Deutschland, um 1825

Mahagoni, ….holz, Elfenbein, teilweise vergoldet

Maße: 167,5x109x53 cm

Das aus Mahagoni gefertigte Schreibmöbel ist in Form einer Lyra konzipiert. Die vergoldeten Löwentatzen stehen auf einem separat gefertigten Schubladenpostament mit nach außen geschwungenen Vierkantfüßen. Über zwei Schubladen erhebt sich das aufklappbare Schreibfach mit aufwendigem Innenleben. Mehrere kleine Schubladen sind um das zentrale, verspiegelte Fach gruppiert, das nach vorne durch eine kleine Balustrade begrenzt wird und an das Innere eines kleinen Tempels erinnert. Hinter dieser Front sind mehrere Geheimfächer verborgen. Die breite Schublade über diesem Schreibfach leitet über zu dem oberen Abschluss des Sekretärs, der durch seine Frontgliederung und seine halbrunde Form an einen geöffneten Fächer erinnert. Auch diese Front ist aufklappbar und verbirgt ein weiteres großes Fach, das ganz aus der äußeren Ummantelung herausgezogen werden kann.

Ausgehend von den mächtigen vergoldeten Löwentatzen wird der Lyrasekretär seitlich durch je eine aus Palmetten herauswachsende, an ein Füllhorn erinnernde, vergoldete Rahmung begrenzt. Das obere Halbrund ist zudem durch ein vergoldetes Kyma umschlossen.

Der Möbeltypus des Lyrasekretärs hat seinen Ursprung wohl in Österreich und wurde in Deutschland, aufgrund der Komplexität, nur selten aufgenommen. Im Gegensatz zu den verspielten und filigranen Wiener Ausführungen dieses Möbeltypus zeichnen sich die beiden zu belegenden in Deutschland gefertigten Exemplare – jenes im Museum August Kestner in Hannover und das hier besprochene Möbel – durch eine kraftvollere Gestaltung aus.

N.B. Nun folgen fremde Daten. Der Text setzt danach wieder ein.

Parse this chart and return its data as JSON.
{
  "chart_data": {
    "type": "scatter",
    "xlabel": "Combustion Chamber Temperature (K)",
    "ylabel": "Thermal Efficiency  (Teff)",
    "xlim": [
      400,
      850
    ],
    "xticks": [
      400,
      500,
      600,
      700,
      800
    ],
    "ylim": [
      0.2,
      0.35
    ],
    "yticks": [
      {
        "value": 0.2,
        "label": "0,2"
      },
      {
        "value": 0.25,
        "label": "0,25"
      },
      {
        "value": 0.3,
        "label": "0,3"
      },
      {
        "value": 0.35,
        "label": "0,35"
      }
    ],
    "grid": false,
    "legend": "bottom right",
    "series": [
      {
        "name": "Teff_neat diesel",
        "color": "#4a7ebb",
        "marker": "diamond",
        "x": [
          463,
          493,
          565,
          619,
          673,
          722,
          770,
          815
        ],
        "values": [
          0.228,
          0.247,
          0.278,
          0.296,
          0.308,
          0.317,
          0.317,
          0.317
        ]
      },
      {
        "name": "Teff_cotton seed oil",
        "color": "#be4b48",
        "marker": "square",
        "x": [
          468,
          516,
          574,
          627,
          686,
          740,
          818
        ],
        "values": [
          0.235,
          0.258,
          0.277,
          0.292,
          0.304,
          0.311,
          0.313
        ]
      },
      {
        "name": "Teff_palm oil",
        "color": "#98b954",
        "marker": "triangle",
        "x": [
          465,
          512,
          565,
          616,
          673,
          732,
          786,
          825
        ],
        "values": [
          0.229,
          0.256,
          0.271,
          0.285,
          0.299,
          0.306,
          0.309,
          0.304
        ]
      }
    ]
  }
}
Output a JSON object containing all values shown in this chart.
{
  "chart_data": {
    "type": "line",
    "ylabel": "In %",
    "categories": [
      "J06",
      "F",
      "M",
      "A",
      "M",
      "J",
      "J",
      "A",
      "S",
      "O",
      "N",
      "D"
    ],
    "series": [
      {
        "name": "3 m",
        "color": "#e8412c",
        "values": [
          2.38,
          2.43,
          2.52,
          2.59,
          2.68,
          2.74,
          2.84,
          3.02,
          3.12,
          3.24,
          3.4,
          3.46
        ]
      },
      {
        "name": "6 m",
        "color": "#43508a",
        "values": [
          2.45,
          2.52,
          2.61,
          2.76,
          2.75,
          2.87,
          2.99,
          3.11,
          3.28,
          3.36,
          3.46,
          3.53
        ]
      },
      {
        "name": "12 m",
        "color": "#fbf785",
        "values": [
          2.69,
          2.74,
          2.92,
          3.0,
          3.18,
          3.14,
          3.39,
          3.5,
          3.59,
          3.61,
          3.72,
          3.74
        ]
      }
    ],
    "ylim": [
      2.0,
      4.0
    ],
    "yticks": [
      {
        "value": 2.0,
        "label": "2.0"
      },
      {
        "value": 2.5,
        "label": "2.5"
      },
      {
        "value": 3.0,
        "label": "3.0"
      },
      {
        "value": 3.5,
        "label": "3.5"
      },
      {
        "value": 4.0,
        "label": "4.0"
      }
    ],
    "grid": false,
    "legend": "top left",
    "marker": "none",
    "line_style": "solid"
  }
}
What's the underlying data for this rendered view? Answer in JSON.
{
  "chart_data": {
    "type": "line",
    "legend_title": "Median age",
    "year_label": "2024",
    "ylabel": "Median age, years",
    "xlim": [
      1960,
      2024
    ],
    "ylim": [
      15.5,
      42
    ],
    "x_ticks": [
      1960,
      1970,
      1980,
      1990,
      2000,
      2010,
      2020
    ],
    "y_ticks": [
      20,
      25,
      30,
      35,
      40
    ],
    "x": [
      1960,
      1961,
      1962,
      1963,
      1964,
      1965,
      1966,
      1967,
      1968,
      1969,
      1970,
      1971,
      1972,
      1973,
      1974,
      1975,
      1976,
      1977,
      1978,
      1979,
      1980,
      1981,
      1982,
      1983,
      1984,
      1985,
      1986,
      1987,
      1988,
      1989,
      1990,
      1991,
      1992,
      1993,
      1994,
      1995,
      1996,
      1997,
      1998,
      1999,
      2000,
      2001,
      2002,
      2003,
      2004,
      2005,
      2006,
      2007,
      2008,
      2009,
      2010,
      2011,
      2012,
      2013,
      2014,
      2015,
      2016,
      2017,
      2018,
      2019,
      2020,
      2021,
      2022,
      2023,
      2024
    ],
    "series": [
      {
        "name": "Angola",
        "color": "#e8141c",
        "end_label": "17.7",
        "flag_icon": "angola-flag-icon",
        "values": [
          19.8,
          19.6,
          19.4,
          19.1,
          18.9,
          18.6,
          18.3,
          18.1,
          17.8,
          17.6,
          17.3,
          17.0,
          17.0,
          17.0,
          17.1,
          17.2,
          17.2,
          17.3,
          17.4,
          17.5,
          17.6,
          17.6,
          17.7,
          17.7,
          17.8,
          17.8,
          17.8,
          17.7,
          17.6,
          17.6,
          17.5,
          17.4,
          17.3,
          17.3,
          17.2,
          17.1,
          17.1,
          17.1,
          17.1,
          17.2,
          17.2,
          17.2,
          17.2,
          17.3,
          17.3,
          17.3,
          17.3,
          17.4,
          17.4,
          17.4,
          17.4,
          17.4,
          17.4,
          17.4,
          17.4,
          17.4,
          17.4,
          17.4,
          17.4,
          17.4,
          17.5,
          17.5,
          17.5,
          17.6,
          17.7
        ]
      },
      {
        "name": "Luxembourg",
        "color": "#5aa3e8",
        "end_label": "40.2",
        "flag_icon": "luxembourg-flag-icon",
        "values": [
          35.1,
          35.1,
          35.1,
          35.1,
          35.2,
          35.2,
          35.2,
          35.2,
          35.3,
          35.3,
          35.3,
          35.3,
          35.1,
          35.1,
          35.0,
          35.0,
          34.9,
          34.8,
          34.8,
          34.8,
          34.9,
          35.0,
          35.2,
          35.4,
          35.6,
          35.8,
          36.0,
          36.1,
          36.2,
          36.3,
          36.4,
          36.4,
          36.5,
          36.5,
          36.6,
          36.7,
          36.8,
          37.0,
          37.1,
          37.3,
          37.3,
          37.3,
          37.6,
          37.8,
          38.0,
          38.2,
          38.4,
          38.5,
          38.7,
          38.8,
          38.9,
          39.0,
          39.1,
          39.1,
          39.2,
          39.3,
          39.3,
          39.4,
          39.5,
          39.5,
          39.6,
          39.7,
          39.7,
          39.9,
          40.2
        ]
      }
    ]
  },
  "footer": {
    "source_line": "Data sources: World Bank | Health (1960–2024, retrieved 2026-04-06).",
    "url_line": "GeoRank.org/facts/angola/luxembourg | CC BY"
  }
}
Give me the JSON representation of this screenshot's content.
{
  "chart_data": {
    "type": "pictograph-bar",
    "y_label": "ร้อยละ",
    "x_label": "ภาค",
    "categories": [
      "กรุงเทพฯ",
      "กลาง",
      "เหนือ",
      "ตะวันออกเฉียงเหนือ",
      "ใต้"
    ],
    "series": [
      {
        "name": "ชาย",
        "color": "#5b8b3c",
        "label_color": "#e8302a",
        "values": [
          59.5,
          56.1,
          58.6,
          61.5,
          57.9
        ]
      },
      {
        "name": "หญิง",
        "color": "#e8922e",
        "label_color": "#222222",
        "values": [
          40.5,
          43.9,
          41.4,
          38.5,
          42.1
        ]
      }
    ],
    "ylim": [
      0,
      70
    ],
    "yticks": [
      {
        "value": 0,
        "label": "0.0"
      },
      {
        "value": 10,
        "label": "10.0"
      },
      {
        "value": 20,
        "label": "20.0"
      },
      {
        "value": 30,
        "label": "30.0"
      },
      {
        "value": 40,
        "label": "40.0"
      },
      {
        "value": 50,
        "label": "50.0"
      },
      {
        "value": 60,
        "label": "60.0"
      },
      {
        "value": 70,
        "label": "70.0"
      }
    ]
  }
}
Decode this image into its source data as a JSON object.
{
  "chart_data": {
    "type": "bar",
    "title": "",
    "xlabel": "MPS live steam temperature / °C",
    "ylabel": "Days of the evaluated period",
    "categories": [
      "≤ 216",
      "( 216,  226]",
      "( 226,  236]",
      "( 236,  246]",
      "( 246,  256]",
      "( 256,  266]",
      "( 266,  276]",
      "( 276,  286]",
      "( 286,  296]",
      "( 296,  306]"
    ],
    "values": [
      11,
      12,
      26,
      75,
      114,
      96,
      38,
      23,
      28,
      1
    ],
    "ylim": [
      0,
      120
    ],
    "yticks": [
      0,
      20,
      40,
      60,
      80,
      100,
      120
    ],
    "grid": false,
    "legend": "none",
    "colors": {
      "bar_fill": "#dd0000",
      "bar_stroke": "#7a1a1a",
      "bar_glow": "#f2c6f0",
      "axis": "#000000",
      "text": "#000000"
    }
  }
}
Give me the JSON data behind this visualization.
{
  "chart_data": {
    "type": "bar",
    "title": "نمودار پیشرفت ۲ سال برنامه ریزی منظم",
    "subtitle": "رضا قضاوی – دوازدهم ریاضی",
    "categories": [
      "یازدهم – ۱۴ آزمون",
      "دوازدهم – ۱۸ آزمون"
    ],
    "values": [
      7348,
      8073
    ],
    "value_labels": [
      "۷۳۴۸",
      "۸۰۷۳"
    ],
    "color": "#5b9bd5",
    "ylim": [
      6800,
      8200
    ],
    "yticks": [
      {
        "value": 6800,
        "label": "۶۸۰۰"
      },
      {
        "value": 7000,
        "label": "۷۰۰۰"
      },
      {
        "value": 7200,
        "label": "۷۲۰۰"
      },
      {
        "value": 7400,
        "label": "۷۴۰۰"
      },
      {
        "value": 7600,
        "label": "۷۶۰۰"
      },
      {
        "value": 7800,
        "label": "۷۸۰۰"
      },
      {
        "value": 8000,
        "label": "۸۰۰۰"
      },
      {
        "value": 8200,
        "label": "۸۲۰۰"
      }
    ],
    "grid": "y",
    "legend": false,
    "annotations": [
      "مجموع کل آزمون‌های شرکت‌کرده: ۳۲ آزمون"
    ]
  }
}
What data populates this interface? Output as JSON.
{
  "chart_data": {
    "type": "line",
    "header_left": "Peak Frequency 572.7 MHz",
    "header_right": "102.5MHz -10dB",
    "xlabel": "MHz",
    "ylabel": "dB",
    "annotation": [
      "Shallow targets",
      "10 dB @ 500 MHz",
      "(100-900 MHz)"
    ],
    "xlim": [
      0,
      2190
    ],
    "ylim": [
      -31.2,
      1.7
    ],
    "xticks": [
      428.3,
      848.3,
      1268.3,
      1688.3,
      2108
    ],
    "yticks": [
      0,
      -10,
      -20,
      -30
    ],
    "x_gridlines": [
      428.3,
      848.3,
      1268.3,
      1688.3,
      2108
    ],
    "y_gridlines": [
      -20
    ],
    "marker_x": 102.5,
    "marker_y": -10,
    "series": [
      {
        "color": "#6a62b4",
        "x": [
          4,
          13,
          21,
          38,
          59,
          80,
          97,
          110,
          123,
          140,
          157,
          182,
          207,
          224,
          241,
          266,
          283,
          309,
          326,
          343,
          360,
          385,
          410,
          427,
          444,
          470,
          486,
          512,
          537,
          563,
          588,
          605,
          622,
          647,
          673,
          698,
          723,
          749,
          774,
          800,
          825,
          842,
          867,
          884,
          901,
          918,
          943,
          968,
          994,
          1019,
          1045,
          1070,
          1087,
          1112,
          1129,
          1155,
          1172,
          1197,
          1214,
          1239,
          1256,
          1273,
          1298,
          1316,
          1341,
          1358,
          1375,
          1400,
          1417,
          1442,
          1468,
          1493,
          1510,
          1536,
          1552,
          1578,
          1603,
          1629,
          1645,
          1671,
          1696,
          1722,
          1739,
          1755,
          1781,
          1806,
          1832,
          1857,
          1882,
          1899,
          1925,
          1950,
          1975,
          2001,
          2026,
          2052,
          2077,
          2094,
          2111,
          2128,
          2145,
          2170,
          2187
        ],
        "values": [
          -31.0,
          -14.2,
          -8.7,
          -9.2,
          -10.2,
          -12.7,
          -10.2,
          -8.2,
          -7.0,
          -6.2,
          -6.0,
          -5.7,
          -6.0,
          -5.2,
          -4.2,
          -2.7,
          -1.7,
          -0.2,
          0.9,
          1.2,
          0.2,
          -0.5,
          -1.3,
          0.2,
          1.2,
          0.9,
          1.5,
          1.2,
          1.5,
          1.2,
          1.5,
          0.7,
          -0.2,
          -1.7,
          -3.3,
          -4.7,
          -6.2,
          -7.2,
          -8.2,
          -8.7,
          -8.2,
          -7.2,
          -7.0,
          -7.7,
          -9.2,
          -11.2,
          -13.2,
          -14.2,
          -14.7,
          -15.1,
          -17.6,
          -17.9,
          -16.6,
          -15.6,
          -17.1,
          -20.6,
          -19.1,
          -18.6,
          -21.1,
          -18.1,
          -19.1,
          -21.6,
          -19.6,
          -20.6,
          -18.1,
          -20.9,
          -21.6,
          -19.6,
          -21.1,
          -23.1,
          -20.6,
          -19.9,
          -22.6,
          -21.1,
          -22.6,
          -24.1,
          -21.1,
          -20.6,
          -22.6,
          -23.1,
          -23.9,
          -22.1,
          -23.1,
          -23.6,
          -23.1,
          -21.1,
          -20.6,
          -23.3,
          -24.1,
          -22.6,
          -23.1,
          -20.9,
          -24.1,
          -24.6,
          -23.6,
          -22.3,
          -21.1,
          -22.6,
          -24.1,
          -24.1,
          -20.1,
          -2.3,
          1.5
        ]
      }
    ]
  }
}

Dieses Schreibmöbel, das sowohl zum Verfassen als auch zum Aufbewahren von persönlichen sowie administrativen Schriftstücken dienen konnte, verweist durch seine auffällige Silhouette als auch durch mehrere gestalterische Details bereits auf diese Funktionen hin. Die Lyra steht dabei als Sinnbild der Musik- und Dichtkunst, wobei ihre symmetrische Gestalt als Verweis auf die Harmonie als Grundprinzip jeder Philosophie gewertet werden konnte. Die beiderseits des Möbels angebrachten, Füllhörner assoziierenden Rahmungen sind als Hinweis auf unerschöpflichen Wohlstand und Reichtum zu deuten. Die vier Löwentatzen, auf denen das ganze Möbel steht, versinnbildlichen die Idee von Macht und Weisheit des Löwen als „König der Tiere“ und korrespondieren gleichzeitig mit der Wiedergabe der über dem verspiegelten Zentrum des Schreibfaches dargestellten antithetischen Sphingen. Auch diese beiden Mischwesen können als Anspielung auf die in diesem Schreibmöbel aufbewahrten bzw. gefertigten Weisheiten sowie die dort enthaltenen Rätsel gewertet werden. Oberhalb des Zentrums des Möbels wiedergegeben, versinnbildlichen diese Sphingen, entsprechend der oftmals als Wächter fungierenden Mischwesen, den Schutz all des in dem Lyrasekretär Aufbewahrten.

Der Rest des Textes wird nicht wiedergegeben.